Drama realis pada umumnya merupakan usaha untuk menampilkan subjek dalam suatu karya sebagaimana subjek itu tampil dalam kehidupan sehari-hari tanpa melebih-lebihkan. Drama realis ingin memberikan wawasan dalam kenyataan kehidupan, memperlihatkan kebenaran, bahkan tanpa menyembunyikan keburukan-keburukan yang ada. Pada umumnya, apa yang dikemukakan oleh drama realis adalah suatu kebenaran umum atau wajar.
Roh  merupakan sebuah drama buah karya Wisran Hadi.

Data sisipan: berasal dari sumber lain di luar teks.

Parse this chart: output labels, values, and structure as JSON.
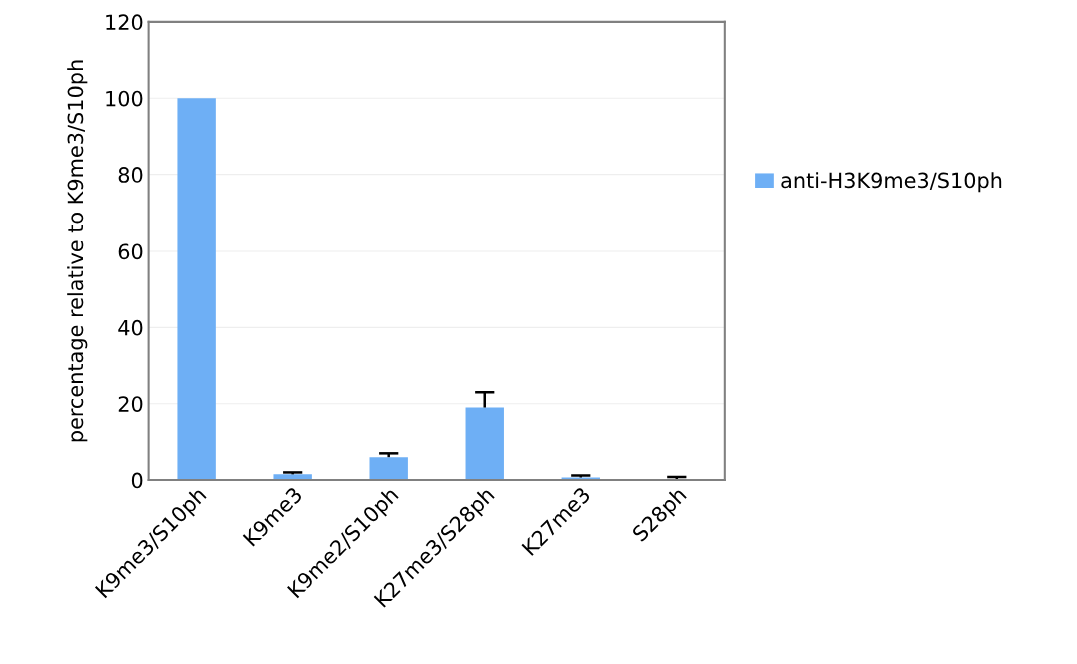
{
  "chart_data": {
    "type": "bar",
    "ylabel": "percentage relative to K9me3/S10ph",
    "categories": [
      "K9me3/S10ph",
      "K9me3",
      "K9me2/S10ph",
      "K27me3/S28ph",
      "K27me3",
      "S28ph"
    ],
    "series": [
      {
        "name": "anti-H3K9me3/S10ph",
        "color": "#6eaff5",
        "values": [
          100,
          1.5,
          6,
          19,
          0.7,
          0.3
        ],
        "errors": [
          null,
          [
            1.5,
            2
          ],
          [
            6,
            7
          ],
          [
            19,
            23
          ],
          [
            0.7,
            1.2
          ],
          [
            0.3,
            0.8
          ]
        ]
      }
    ],
    "ylim": [
      0,
      120
    ],
    "yticks": [
      0,
      20,
      40,
      60,
      80,
      100,
      120
    ],
    "grid": "y",
    "legend": "right"
  }
}
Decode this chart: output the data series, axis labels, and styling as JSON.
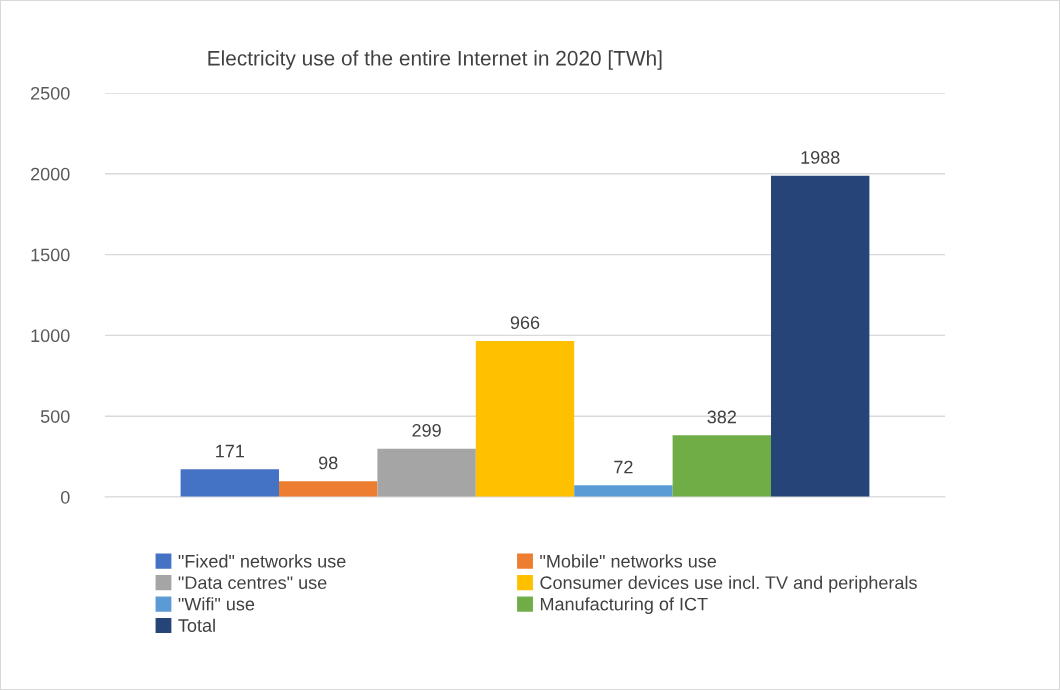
{
  "chart_data": {
    "type": "bar",
    "title": "Electricity use of the entire Internet in 2020 [TWh]",
    "categories": [
      null
    ],
    "series": [
      {
        "name": "\"Fixed\" networks use",
        "color": "#4472c4",
        "values": [
          171
        ]
      },
      {
        "name": "\"Mobile\" networks use",
        "color": "#ed7d31",
        "values": [
          98
        ]
      },
      {
        "name": "\"Data centres\" use",
        "color": "#a5a5a5",
        "values": [
          299
        ]
      },
      {
        "name": "Consumer devices use incl. TV and peripherals",
        "color": "#ffc000",
        "values": [
          966
        ]
      },
      {
        "name": "\"Wifi\" use",
        "color": "#5b9bd5",
        "values": [
          72
        ]
      },
      {
        "name": "Manufacturing of ICT",
        "color": "#70ad47",
        "values": [
          382
        ]
      },
      {
        "name": "Total",
        "color": "#264478",
        "values": [
          1988
        ]
      }
    ],
    "ylim": [
      0,
      2500
    ],
    "yticks": [
      0,
      500,
      1000,
      1500,
      2000,
      2500
    ],
    "grid": "y",
    "legend": "bottom",
    "data_labels": true
  }
}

Roh pernah mendapat juara harapan II dalam sayembara penulisan naskah drama DKJ tahun 2003. Drama ini merupakan drama yang mendokumentasikan peristiwa sosial yang terjadi di masyarakat khususnya dalam masyarakat Minangkabau, drama ini sekaligus bisa menjadi alat penghibur dan pendidikan bagi pembacanya.

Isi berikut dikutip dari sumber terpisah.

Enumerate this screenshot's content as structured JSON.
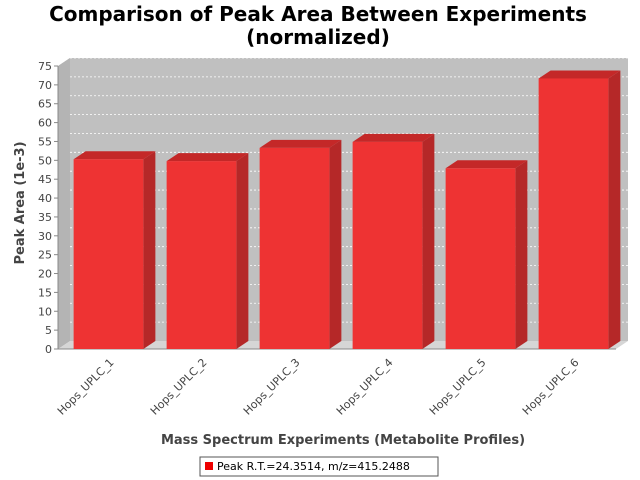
{
  "chart_data": {
    "type": "bar",
    "title": "Comparison of Peak Area Between Experiments",
    "subtitle": "(normalized)",
    "xlabel": "Mass Spectrum Experiments (Metabolite Profiles)",
    "ylabel": "Peak Area (1e-3)",
    "categories": [
      "Hops_UPLC_1",
      "Hops_UPLC_2",
      "Hops_UPLC_3",
      "Hops_UPLC_4",
      "Hops_UPLC_5",
      "Hops_UPLC_6"
    ],
    "series": [
      {
        "name": "Peak R.T.=24.3514, m/z=415.2488",
        "values": [
          50.3,
          49.8,
          53.3,
          54.9,
          47.9,
          71.7
        ]
      }
    ],
    "ylim": [
      0,
      75
    ],
    "yticks": [
      0,
      5,
      10,
      15,
      20,
      25,
      30,
      35,
      40,
      45,
      50,
      55,
      60,
      65,
      70,
      75
    ],
    "grid": true,
    "legend_position": "bottom",
    "three_d": true,
    "colors": {
      "bar_front": "#ee3333",
      "bar_top": "#c42828",
      "bar_side": "#b52828",
      "plot_bg": "#c0c0c0",
      "floor": "#d6d6d6",
      "legend_swatch": "#ee0000"
    }
  }
}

Dalam Tulisan ini, penulis menggunakan pendekatan objektif sebagai pendekatan dalam menganalisis naskah drama Roh karya Wisran Hadi. Pendekatan objektif merupakan sebuah pendekatan yang menekankan karya sastra sebagai struktur yang bersifat otonom maksudnya tidak perlu dihubungkan dengan pengarang, pembaca, ataupun relitas objektif. Pendekatan ini mencoba untuk memaparkan suatu karya sastra secara struktural. Penulis akan mencoba menganalisis drama Roh sebagai suatu karya yang mempunyai otonomi penuh. Oleh karena itu, penulis tidak mengaitkan karya dengan lingkungannya, seperti pengarang dan pembacanya. Penulis hanya membahas sistem formalnya yang membangun keutuhan karya, yaitu alur, latar, tokoh dan penokohan, tema serta amanat yang terkandung di dalam naskah drama Roh tersebut.

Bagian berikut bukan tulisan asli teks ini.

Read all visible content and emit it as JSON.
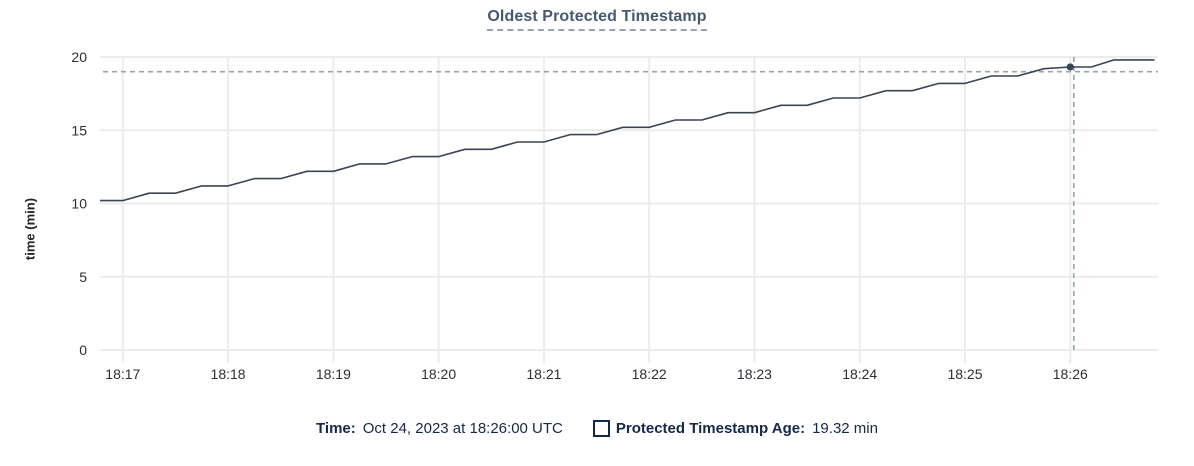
{
  "title": "Oldest Protected Timestamp",
  "y_axis_label": "time (min)",
  "legend": {
    "time_label": "Time:",
    "time_value": "Oct 24, 2023 at 18:26:00 UTC",
    "series_label": "Protected Timestamp Age:",
    "series_value": "19.32 min"
  },
  "colors": {
    "title": "#475872",
    "line": "#394455",
    "grid": "#ececec",
    "tick_text": "#2b2f36",
    "crosshair": "#94a6b2",
    "legend_text": "#152849"
  },
  "chart_data": {
    "type": "line",
    "title": "Oldest Protected Timestamp",
    "xlabel": "",
    "ylabel": "time (min)",
    "ylim": [
      0,
      20
    ],
    "yticks": [
      0,
      5,
      10,
      15,
      20
    ],
    "xticks": [
      "18:17",
      "18:18",
      "18:19",
      "18:20",
      "18:21",
      "18:22",
      "18:23",
      "18:24",
      "18:25",
      "18:26"
    ],
    "x_domain": [
      "18:16:47",
      "18:26:50"
    ],
    "grid": true,
    "legend_position": "bottom",
    "series": [
      {
        "name": "Protected Timestamp Age",
        "unit": "min",
        "points": [
          [
            "18:16:47",
            10.2
          ],
          [
            "18:17:00",
            10.2
          ],
          [
            "18:17:15",
            10.7
          ],
          [
            "18:17:30",
            10.7
          ],
          [
            "18:17:45",
            11.2
          ],
          [
            "18:18:00",
            11.2
          ],
          [
            "18:18:15",
            11.7
          ],
          [
            "18:18:30",
            11.7
          ],
          [
            "18:18:45",
            12.2
          ],
          [
            "18:19:00",
            12.2
          ],
          [
            "18:19:15",
            12.7
          ],
          [
            "18:19:30",
            12.7
          ],
          [
            "18:19:45",
            13.2
          ],
          [
            "18:20:00",
            13.2
          ],
          [
            "18:20:15",
            13.7
          ],
          [
            "18:20:30",
            13.7
          ],
          [
            "18:20:45",
            14.2
          ],
          [
            "18:21:00",
            14.2
          ],
          [
            "18:21:15",
            14.7
          ],
          [
            "18:21:30",
            14.7
          ],
          [
            "18:21:45",
            15.2
          ],
          [
            "18:22:00",
            15.2
          ],
          [
            "18:22:15",
            15.7
          ],
          [
            "18:22:30",
            15.7
          ],
          [
            "18:22:45",
            16.2
          ],
          [
            "18:23:00",
            16.2
          ],
          [
            "18:23:15",
            16.7
          ],
          [
            "18:23:30",
            16.7
          ],
          [
            "18:23:45",
            17.2
          ],
          [
            "18:24:00",
            17.2
          ],
          [
            "18:24:15",
            17.7
          ],
          [
            "18:24:30",
            17.7
          ],
          [
            "18:24:45",
            18.2
          ],
          [
            "18:25:00",
            18.2
          ],
          [
            "18:25:15",
            18.7
          ],
          [
            "18:25:30",
            18.7
          ],
          [
            "18:25:45",
            19.2
          ],
          [
            "18:26:00",
            19.32
          ],
          [
            "18:26:12",
            19.32
          ],
          [
            "18:26:25",
            19.8
          ],
          [
            "18:26:48",
            19.8
          ]
        ]
      }
    ],
    "highlight_point": {
      "time": "18:26:00",
      "value": 19.32
    },
    "crosshair": {
      "time": "18:26:02",
      "value": 19.0
    }
  }
}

Prinsip umum pendekatan objektif antara lain sebagai berikut:
•Penganalisisan hanya bertumpu pada teks drama semata dan lepas dari unsur-unsur luar yang mempunyai andil penciptaan sebelumnya.
•Karya fiksi dibangun oleh beberapa unsur, seperti gaya bahasa, sudut pandang, alur, penokohan, dan latar.
•Penganalisisan drama sebagai genre sastra adalah dengan membongkar unsur ke subunsur yang sekecil-kecilnya, untuk disusun kembali logika rasional.
•Keseluruhan dan kebutuhan drama dipreteli menjadi unsur-unsur tetapi tidak dibiarkan terpisah dan terlepas.
•Antar unsur makna bahasa dengan unsur penunjang struktur bahasa, tidak dapat dilihat sebagai unsur-unsur yang berdiri sendiri.
•Penginterpretasian dilakukan bertahap-tahap sesuai dengan hubungan unsur-unsur yang sederajat dan setingkat.

2.Sinopsis Naskah Drama Roh
Dalam drama Roh, tokoh yang muncul ada lima belas orang, dua orang manusia biasa, sedangkan yang sebelas tokoh lainnya adalah roh. Dua orang itu adalah Manda dan Ibu Suri.
Pada bagian pertama naskah ini diawali dengan pemunculan tokoh yang bernama Manda, Ibu Suri, Tokoh I, dan Tokoh II. Tokoh-tokoh inilah yang pertama kali membuka jalan cerita dari naskah Roh ini, yang ditandai dengan tampilnya Manda dan Ibu Suri di tengah pentas. Manda mulai membaca mantra, tubuhnya menggigil untuk memanggil roh para tokoh dan arwah nenek moyang.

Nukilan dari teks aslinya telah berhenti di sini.